A sample use case is to draw a custom object in the viewport that performs lighting in Viewport 2.0 as a native Maya light would. See the apiDirectionalLightShape plug-in example and Registration for more information.

Geometry

The access of vertex ids, face ids and local parameterization is now exposed via the MGeometryExtractor interface. To extract completely unshared geometric data from a DAG shape, kPolyGeom_NotSharing needs to be specified when constructing an MGeometryExtractor instance.

Similar to MPxShaderOverride, there is no new interface on MGeometryExtractor that requests vertex ids, face ids or local parameterization. Instead MVertexBufferDescriptor should be specified with the following semantic names to populate these vertex buffers:

  • “vertexid” : When set, will return a vertex id buffer
  • “faceid” : When set, will return a face id buffer
  • “localuvcoord” : When set, will return a local uv coordinate buffer

Refer to the geometryReplicator plug-in example for more information. To execute this plug-in example, first set the following environment variables, then assign a hwPhongShader to the geometryReplicator shape.

  • MAYA_HWPHONG_TEST_VERTEXID_AND_FACEID = 1
  • MAYA_HWPHONG_TEST_LOCALUVCOORD=1
  • MAYA_HWPHONG_TEST_INDEXING=1

See Viewport 2.0: MGeometryExtractor access.

Animation

Custom evaluators

New API extensions have been added that let you define custom evaluators. Custom evaluators allow you to override how DG nodes are scheduled and executed by the evaluation manager. See Custom evaluator overview. See also MPxCustomEvaluator and the simpleEvaluator and constraintEvaluator plug-in examples in the Developer Kit.

Threading

Scene Assembly

A new MPxAssembly::postActivateRep() virtual function has been added that provides the assembly with an opportunity to perform operations on it after the representation has been activated.

General

Maya Viewport 2.0 and animation performance whitepapers

The Maya Viewport 2.0 whitepaper can be found at http://www.autodesk.com/developmaya.

This document is divided into two parts. The first (Viewport 2.0 API Porting Guide) is an overview of Viewport 2.0 and outlines the differences between the legacy default viewport and Viewport 2.0. The second part (Viewport 2.0 API Porting Guide Details) is more detailed and specifies the recommended interfaces and provides code examples for common tasks.

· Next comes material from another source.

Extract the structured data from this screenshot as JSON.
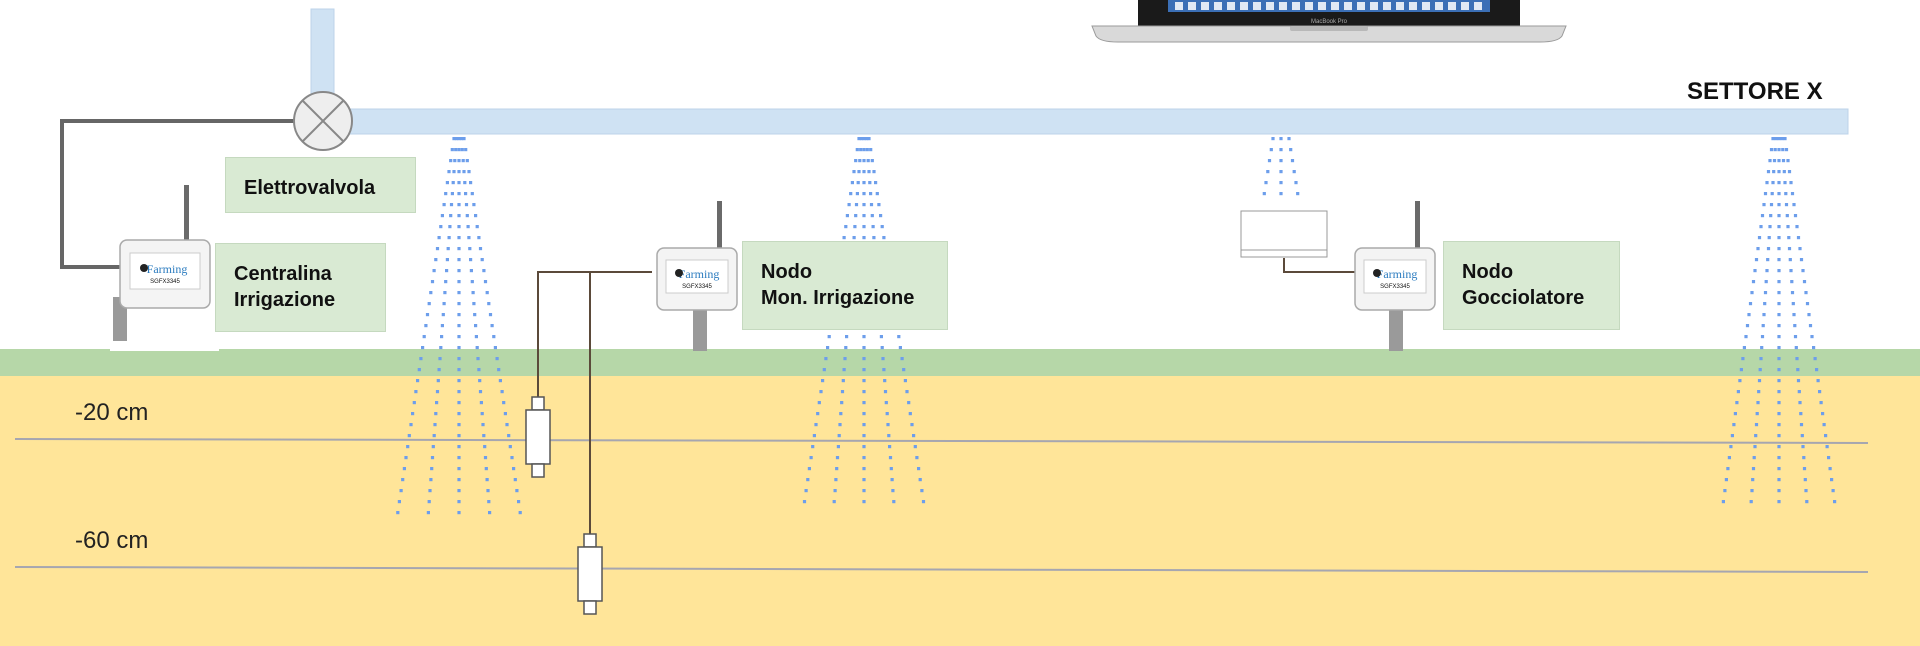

The Improving Performance with Parallel Evaluation whitepaper can be found at http://www.autodesk.com/maya-docs.

Refer to this document for information on how to use the new Evaluation Manager feature to improve playback and manipulation of your animated scenes through scene-level graph analysis and parallelization. In addition, it provides information on the API extensions that your plug-in can implement to take advantage of these features, as well as guidelines on how to use the Profiler to evaluate performance in your scene.